RE: Using Sqoop incremental import as chunk

Posted by Tanzir Musabbir <tm...@outlook.com>.
Thanks a lot Felix & Jarcec. So it looks like, if I am running a Oozie coordinator job which periodically imports chunk data through Sqoop, before calling the Sqoop action I need to change the boundary query value every time. Like
--boundary-query 'select 1,20' - for the 1st run--boundary-query 'select 21,40' - for the 2nd run
Please correct me if I'm wrong. Thanks again.

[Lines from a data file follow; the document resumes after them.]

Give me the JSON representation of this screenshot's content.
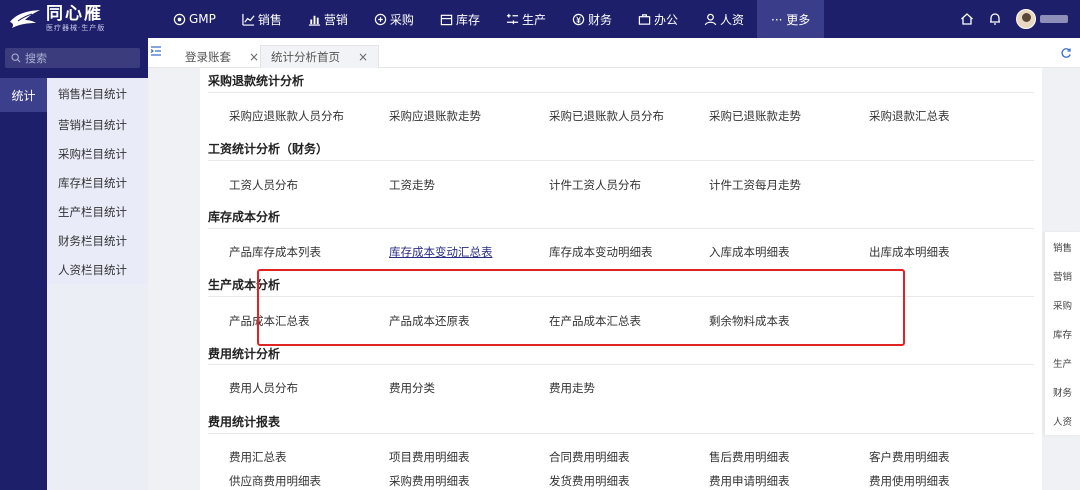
{
  "brand": {
    "name": "同心雁",
    "tagline": "医疗器械·生产版"
  },
  "nav": [
    {
      "label": "GMP",
      "icon": "gmp-icon"
    },
    {
      "label": "销售",
      "icon": "chart-icon"
    },
    {
      "label": "营销",
      "icon": "bar-icon"
    },
    {
      "label": "采购",
      "icon": "cart-icon"
    },
    {
      "label": "库存",
      "icon": "box-icon"
    },
    {
      "label": "生产",
      "icon": "factory-icon"
    },
    {
      "label": "财务",
      "icon": "money-icon"
    },
    {
      "label": "办公",
      "icon": "briefcase-icon"
    },
    {
      "label": "人资",
      "icon": "user-icon"
    },
    {
      "label": "··· 更多",
      "icon": "more-icon"
    }
  ],
  "sidebar": {
    "search_placeholder": "搜索",
    "category": "统计",
    "items": [
      "销售栏目统计",
      "营销栏目统计",
      "采购栏目统计",
      "库存栏目统计",
      "生产栏目统计",
      "财务栏目统计",
      "人资栏目统计"
    ]
  },
  "tabs": [
    {
      "label": "登录账套",
      "close": "×"
    },
    {
      "label": "统计分析首页",
      "close": "×"
    }
  ],
  "sections": [
    {
      "title": "采购退款统计分析",
      "links": [
        "采购应退账款人员分布",
        "采购应退账款走势",
        "采购已退账款人员分布",
        "采购已退账款走势",
        "采购退款汇总表"
      ]
    },
    {
      "title": "工资统计分析（财务）",
      "links": [
        "工资人员分布",
        "工资走势",
        "计件工资人员分布",
        "计件工资每月走势"
      ]
    },
    {
      "title": "库存成本分析",
      "links": [
        "产品库存成本列表",
        "库存成本变动汇总表",
        "库存成本变动明细表",
        "入库成本明细表",
        "出库成本明细表"
      ]
    },
    {
      "title": "生产成本分析",
      "links": [
        "产品成本汇总表",
        "产品成本还原表",
        "在产品成本汇总表",
        "剩余物料成本表"
      ]
    },
    {
      "title": "费用统计分析",
      "links": [
        "费用人员分布",
        "费用分类",
        "费用走势"
      ]
    },
    {
      "title": "费用统计报表",
      "links": [
        "费用汇总表",
        "项目费用明细表",
        "合同费用明细表",
        "售后费用明细表",
        "客户费用明细表",
        "供应商费用明细表",
        "采购费用明细表",
        "发货费用明细表",
        "费用申请明细表",
        "费用使用明细表"
      ]
    }
  ],
  "right_menu": [
    "销售",
    "营销",
    "采购",
    "库存",
    "生产",
    "财务",
    "人资"
  ]
}
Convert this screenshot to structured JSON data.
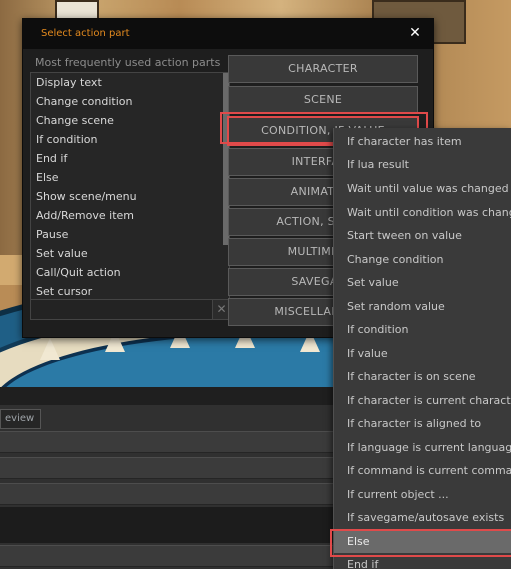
{
  "dialog": {
    "title": "Select action part",
    "subtitle": "Most frequently used action parts",
    "close_icon": "close-icon",
    "frequent_items": [
      "Display text",
      "Change condition",
      "Change scene",
      "If condition",
      "End if",
      "Else",
      "Show scene/menu",
      "Add/Remove item",
      "Pause",
      "Set value",
      "Call/Quit action",
      "Set cursor"
    ],
    "search": {
      "value": "",
      "clear_glyph": "✕"
    },
    "categories": [
      "CHARACTER",
      "SCENE",
      "CONDITION, IF VALUE",
      "INTERFACE",
      "ANIMATION",
      "ACTION, SOUND",
      "MULTIMEDIA",
      "SAVEGAME",
      "MISCELLANEOUS"
    ]
  },
  "submenu": {
    "items": [
      "If character has item",
      "If lua result",
      "Wait until value was changed",
      "Wait until condition was changed",
      "Start tween on value",
      "Change condition",
      "Set value",
      "Set random value",
      "If condition",
      "If value",
      "If character is on scene",
      "If character is current character",
      "If character is aligned to",
      "If language is current language",
      "If command is current command",
      "If current object ...",
      "If savegame/autosave exists",
      "Else",
      "End if"
    ],
    "selected": "Else"
  },
  "editor": {
    "preview_tab": "eview"
  },
  "colors": {
    "accent": "#e38a1f",
    "highlight_outline": "#e04a4a",
    "selected_bg": "#6a6a6a"
  }
}
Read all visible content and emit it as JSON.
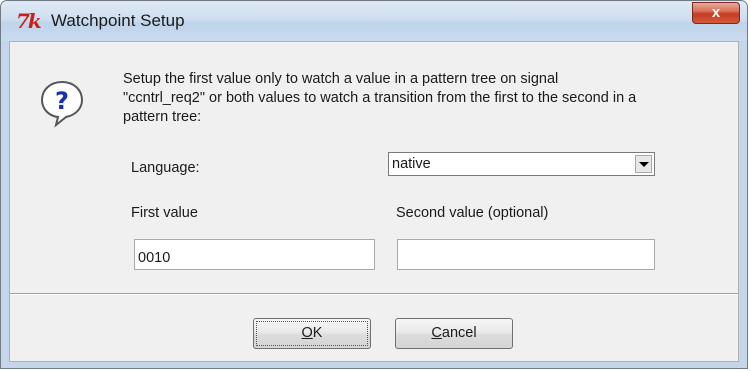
{
  "window": {
    "title": "Watchpoint Setup",
    "app_icon_text": "7k",
    "close_glyph": "x"
  },
  "dialog": {
    "icon": "question-icon",
    "icon_glyph": "?",
    "message_lines": [
      "Setup the first value only to watch a value in a pattern tree on signal",
      "\"ccntrl_req2\" or both values to watch a transition from the first to the second in a",
      "pattern tree:"
    ],
    "language_label": "Language:",
    "language_value": "native",
    "first_value_label": "First value",
    "second_value_label": "Second value (optional)",
    "first_value": "0010",
    "second_value": ""
  },
  "buttons": {
    "ok_mnemonic": "O",
    "ok_rest": "K",
    "cancel_mnemonic": "C",
    "cancel_rest": "ancel"
  },
  "colors": {
    "titlebar": "#cfdff0",
    "close": "#c43c20",
    "dialog_bg": "#f0f0f0",
    "icon_blue": "#1a2fb0"
  }
}
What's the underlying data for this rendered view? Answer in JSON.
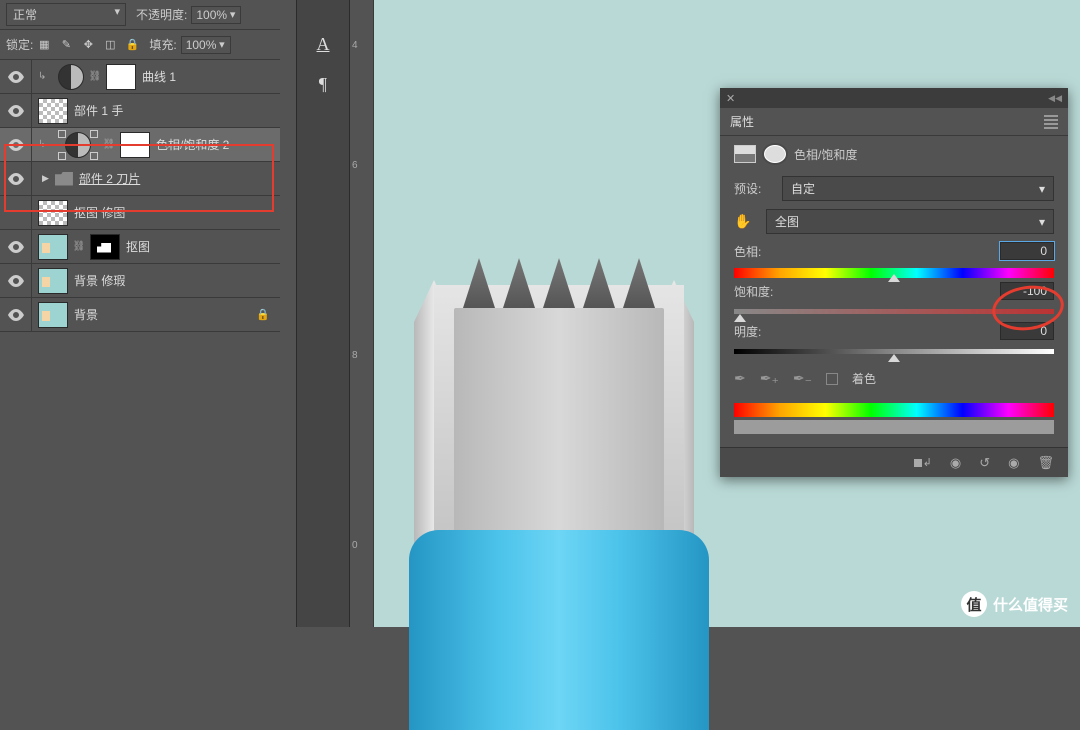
{
  "layers_panel": {
    "blend_mode": "正常",
    "opacity_label": "不透明度:",
    "opacity_value": "100%",
    "lock_label": "锁定:",
    "fill_label": "填充:",
    "fill_value": "100%",
    "items": [
      {
        "name": "曲线 1",
        "type": "adjustment",
        "clipped": true,
        "hasMask": true
      },
      {
        "name": "部件 1 手",
        "type": "raster"
      },
      {
        "name": "色相/饱和度 2",
        "type": "adjustment",
        "corners": true,
        "clipped": true,
        "hasMask": true,
        "selected": true
      },
      {
        "name": "部件 2 刀片",
        "type": "folder",
        "underline": true
      },
      {
        "name": "抠图 修图",
        "type": "raster"
      },
      {
        "name": "抠图",
        "type": "photo",
        "blackmask": true
      },
      {
        "name": "背景 修瑕",
        "type": "photo"
      },
      {
        "name": "背景",
        "type": "photo",
        "locked": true
      }
    ]
  },
  "type_panel": {
    "char": "A",
    "pilcrow": "¶"
  },
  "ruler": {
    "ticks": [
      "4",
      "6",
      "8",
      "0"
    ]
  },
  "properties": {
    "panel_title": "属性",
    "adj_label": "色相/饱和度",
    "preset_label": "预设:",
    "preset_value": "自定",
    "range_value": "全图",
    "hue_label": "色相:",
    "hue_value": "0",
    "sat_label": "饱和度:",
    "sat_value": "-100",
    "light_label": "明度:",
    "light_value": "0",
    "colorize_label": "着色"
  },
  "watermark": {
    "badge": "值",
    "text": "什么值得买"
  }
}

> Date: Wed, 8 May 2013 11:08:05 -0700
> From: jarcec@apache.org
> To: user@sqoop.apache.org
> Subject: Re: Using Sqoop incremental import as chunk
> 
> Hi Tanzir,
> incremental import is not working in chunks, it always imports everything since last import - e.g. everything from --last-value up. You can simulate the chunks if needed using --boundary-query argument as was advised by Felix.
> 
> Jarcec
> 
> On Wed, May 08, 2013 at 01:46:47PM -0400, Felix GV wrote:
> > --boundary-query
> > 
> > http://sqoop.apache.org/docs/1.4.3/SqoopUserGuide.html#_connecting_to_a_database_server
> > 
> > --
> > Felix
> > 
> > 
> > On Wed, May 8, 2013 at 1:00 PM, Tanzir Musabbir <tm...@outlook.com>wrote:
> > 
> > >  Hello everyone,
> > >
> > > Is it really possible to import chunk-wise data through sqoop incremental
> > > import?
> > >
> > > Say I have a table with id 1,2,3..... N (here N is 100) and now I want to
> > > import it as chunk. Like
> > > 1st import: 1,2,3.... 20
> > > 2nd import: 21,22,23.....40
> > > last import: 81,82,83....100
> > >
> > > I have read about the Sqoop job with incremental import and also know the
> > > --last-value parameter but do not know how to pass the chunk size. For the
> > > above example, chunk size here is 20.
> > >
> > >
> > > Any information will be highly appreciated. Thanks in advance.
> > >
 		 	   		  

Re: Using Sqoop incremental import as chunk

Posted by Jarek Jarcec Cecho <ja...@apache.org>.
Hi Tanzir,
incremental import is not working in chunks, it always imports everything since last import - e.g. everything from --last-value up. You can simulate the chunks if needed using --boundary-query argument as was advised by Felix.

Jarcec

On Wed, May 08, 2013 at 01:46:47PM -0400, Felix GV wrote:
> --boundary-query
> 
> http://sqoop.apache.org/docs/1.4.3/SqoopUserGuide.html#_connecting_to_a_database_server
> 
> --
> Felix
> 
> 
> On Wed, May 8, 2013 at 1:00 PM, Tanzir Musabbir <tm...@outlook.com>wrote:
> 
> >  Hello everyone,
> >
> > Is it really possible to import chunk-wise data through sqoop incremental
> > import?
> >
> > Say I have a table with id 1,2,3..... N (here N is 100) and now I want to
> > import it as chunk. Like
> > 1st import: 1,2,3.... 20
> > 2nd import: 21,22,23.....40
> > last import: 81,82,83....100
> >
> > I have read about the Sqoop job with incremental import and also know the
> > --last-value parameter but do not know how to pass the chunk size. For the
> > above example, chunk size here is 20.
> >
> >
> > Any information will be highly appreciated. Thanks in advance.
> >

Re: Using Sqoop incremental import as chunk

Posted by Felix GV <fe...@mate1inc.com>.
--boundary-query

http://sqoop.apache.org/docs/1.4.3/SqoopUserGuide.html#_connecting_to_a_database_server

--
Felix


On Wed, May 8, 2013 at 1:00 PM, Tanzir Musabbir <tm...@outlook.com>wrote:

>  Hello everyone,
>
> Is it really possible to import chunk-wise data through sqoop incremental
> import?
>
> Say I have a table with id 1,2,3..... N (here N is 100) and now I want to
> import it as chunk. Like
> 1st import: 1,2,3.... 20
> 2nd import: 21,22,23.....40
> last import: 81,82,83....100
>
> I have read about the Sqoop job with incremental import and also know the
> --last-value parameter but do not know how to pass the chunk size. For the
> above example, chunk size here is 20.
>
>
> Any information will be highly appreciated. Thanks in advance.
>